We begin with a large skid pad designed to teach us how to avoid understeer. Basically, once you feel the nose pushing wide, you’ve got to get off the throttle, which sends the weight forward, back to your front wheels. The polar opposite of this, so to speak, is oversteer — you’ve turned way too much, and the rear end is swerving too far out. At this point, you want to steer in the opposite direction that you’re currently heading.
Do I master this portion of the exercise? Not quite. In any case, doing donuts on a sheet of ice in a Porsche 911 is a considerable thrill. At one point, I Quebec Drift my way through the skid pad — or at least it feels like I do. We’re told the secret to drifting on snow in a Porsche is not constantly steering — in fact, it’s hardly steering at all. So advanced are the stability control systems in these machines that drifting is left all to throttle modulation.
At another point, we tackle a slalom course designed to help drivers understand side-to-side vehicle dynamics. Here it’s all about transferring weight forwards, so the car can rotate smoothly through the turn. When approaching a turn, I’m told to lift off the throttle, turn the wheel, and hit the brakes. Do I crush a few pylons? Absolutely. But after a couple tries, and some careful coaching over my walkie-talkie, I’m slithering through turns like I’m motherfucking Batman. (I’m pretty sure he takes the Batmobile on ice at some point during Batman & Robin.) [Editor’s note: He does, or some version of it, anyhow.]

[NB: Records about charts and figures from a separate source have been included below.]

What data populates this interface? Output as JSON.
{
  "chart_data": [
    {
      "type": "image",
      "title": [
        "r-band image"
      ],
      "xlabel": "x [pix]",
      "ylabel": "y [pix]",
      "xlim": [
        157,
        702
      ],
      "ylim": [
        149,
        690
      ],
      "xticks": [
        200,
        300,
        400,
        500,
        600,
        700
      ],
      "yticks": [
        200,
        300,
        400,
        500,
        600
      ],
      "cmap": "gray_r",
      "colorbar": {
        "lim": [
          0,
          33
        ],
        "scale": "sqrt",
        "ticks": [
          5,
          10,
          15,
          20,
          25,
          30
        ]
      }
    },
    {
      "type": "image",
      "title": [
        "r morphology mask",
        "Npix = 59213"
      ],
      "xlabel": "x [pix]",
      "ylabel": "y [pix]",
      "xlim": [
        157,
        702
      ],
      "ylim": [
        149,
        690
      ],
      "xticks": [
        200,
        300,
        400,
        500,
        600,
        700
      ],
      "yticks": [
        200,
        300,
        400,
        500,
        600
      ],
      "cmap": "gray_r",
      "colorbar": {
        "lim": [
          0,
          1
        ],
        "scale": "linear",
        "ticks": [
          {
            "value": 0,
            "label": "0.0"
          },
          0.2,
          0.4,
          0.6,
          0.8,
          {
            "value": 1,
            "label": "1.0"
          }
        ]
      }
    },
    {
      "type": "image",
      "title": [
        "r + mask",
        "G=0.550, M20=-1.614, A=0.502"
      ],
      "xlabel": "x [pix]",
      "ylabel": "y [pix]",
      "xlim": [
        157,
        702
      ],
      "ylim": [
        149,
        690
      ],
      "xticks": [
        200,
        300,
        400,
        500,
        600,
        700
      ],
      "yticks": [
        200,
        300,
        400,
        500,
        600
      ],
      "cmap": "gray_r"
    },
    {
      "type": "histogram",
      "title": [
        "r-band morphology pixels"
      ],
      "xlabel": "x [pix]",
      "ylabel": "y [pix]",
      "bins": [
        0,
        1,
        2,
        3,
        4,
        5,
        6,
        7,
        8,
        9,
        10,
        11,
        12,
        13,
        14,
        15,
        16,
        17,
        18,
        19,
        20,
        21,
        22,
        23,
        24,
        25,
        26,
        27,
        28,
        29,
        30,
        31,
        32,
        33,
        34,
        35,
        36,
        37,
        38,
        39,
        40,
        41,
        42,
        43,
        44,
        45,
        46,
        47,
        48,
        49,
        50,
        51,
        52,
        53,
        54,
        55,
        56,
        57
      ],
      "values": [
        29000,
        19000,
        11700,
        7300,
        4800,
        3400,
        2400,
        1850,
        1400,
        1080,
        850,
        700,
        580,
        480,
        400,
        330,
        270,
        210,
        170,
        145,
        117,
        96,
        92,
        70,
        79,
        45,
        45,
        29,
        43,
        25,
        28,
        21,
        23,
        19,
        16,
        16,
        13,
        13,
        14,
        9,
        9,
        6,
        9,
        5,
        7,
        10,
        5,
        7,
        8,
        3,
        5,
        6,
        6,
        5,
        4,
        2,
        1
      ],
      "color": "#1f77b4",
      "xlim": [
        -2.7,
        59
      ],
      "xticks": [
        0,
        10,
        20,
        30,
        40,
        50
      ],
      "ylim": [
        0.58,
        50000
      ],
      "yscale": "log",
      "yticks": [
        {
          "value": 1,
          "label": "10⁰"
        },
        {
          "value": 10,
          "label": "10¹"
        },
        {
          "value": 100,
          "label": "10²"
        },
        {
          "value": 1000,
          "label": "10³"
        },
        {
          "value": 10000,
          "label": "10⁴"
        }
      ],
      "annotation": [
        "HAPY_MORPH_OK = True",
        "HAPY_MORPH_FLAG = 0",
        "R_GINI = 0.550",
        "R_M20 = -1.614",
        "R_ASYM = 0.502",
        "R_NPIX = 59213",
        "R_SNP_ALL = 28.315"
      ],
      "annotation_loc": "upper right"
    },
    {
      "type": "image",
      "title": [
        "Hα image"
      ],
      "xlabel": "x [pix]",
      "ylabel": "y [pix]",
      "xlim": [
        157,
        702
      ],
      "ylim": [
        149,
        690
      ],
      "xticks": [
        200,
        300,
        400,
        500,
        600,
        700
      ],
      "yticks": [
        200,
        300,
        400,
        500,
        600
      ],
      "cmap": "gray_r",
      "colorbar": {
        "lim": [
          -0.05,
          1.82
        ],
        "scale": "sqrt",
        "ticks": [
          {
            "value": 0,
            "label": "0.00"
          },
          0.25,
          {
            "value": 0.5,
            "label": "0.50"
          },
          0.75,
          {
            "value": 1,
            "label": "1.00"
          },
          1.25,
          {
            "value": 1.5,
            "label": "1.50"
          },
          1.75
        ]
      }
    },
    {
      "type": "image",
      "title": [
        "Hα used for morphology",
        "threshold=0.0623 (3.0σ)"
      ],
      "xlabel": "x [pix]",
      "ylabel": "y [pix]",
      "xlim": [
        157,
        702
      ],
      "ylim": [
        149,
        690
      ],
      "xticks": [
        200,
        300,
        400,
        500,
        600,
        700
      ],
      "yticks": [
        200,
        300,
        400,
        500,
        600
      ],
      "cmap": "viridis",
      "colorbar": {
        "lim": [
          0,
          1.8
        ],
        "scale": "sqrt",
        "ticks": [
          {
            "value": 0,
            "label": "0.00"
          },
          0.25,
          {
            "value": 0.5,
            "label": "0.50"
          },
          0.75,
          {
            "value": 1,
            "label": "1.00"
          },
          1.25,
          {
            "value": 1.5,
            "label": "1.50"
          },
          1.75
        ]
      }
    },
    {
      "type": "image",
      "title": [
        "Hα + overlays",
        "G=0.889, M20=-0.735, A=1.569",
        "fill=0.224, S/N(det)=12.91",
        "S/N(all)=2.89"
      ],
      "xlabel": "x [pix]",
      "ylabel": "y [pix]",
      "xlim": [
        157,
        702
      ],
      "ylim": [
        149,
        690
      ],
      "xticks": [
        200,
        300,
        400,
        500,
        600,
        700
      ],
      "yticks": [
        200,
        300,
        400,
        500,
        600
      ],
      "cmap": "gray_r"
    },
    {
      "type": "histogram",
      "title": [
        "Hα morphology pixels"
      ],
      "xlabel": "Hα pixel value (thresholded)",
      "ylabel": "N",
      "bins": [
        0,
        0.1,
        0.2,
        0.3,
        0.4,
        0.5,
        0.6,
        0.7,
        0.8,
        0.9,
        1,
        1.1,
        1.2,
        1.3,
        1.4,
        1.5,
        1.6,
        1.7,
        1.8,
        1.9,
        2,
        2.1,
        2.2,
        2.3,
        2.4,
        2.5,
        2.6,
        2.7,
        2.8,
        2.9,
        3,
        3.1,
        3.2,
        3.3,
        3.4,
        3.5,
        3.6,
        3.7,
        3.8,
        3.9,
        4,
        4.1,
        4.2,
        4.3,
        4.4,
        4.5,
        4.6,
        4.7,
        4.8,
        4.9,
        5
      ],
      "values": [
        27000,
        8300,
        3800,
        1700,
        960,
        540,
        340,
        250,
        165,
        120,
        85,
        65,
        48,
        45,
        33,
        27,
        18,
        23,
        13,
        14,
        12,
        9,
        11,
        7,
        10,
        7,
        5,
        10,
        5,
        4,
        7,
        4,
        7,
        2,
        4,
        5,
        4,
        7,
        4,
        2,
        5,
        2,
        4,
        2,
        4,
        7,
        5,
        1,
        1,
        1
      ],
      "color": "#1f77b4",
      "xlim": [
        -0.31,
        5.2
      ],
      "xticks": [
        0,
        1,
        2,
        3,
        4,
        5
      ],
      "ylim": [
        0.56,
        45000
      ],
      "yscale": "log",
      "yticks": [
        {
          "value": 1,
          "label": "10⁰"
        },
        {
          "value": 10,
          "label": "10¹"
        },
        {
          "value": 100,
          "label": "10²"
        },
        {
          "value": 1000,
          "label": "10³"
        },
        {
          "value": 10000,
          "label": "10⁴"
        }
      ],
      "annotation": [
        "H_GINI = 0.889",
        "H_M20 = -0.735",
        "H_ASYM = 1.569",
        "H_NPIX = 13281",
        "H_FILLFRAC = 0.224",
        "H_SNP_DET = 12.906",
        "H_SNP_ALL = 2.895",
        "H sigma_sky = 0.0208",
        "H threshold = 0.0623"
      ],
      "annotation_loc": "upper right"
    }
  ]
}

The grand finale of the day is an open course — essentially, an adult version of one of the snow levels in Mario Kart. Here we’re able to put everything we’ve learned into practice. There are some hills and hairpins and some instructors pumping you up trackside. It’s exhilarating. A couple drivers pirouette into snowbanks, and I can proudly say I wasn’t one of them. Maybe I actually learned something today! Or maybe the truth is you’ve got to try pretty damn hard to spin-out a 911. (Although turning off the stability management will get you there faster). Say what you will about how unparalleled your favourite Italian supercar is on a racetrack — perhaps the true test of a machine is how it performs in the most treacherous of conditions.
And the true test of a driver is whether he can steer out of a skid without shedding a tear.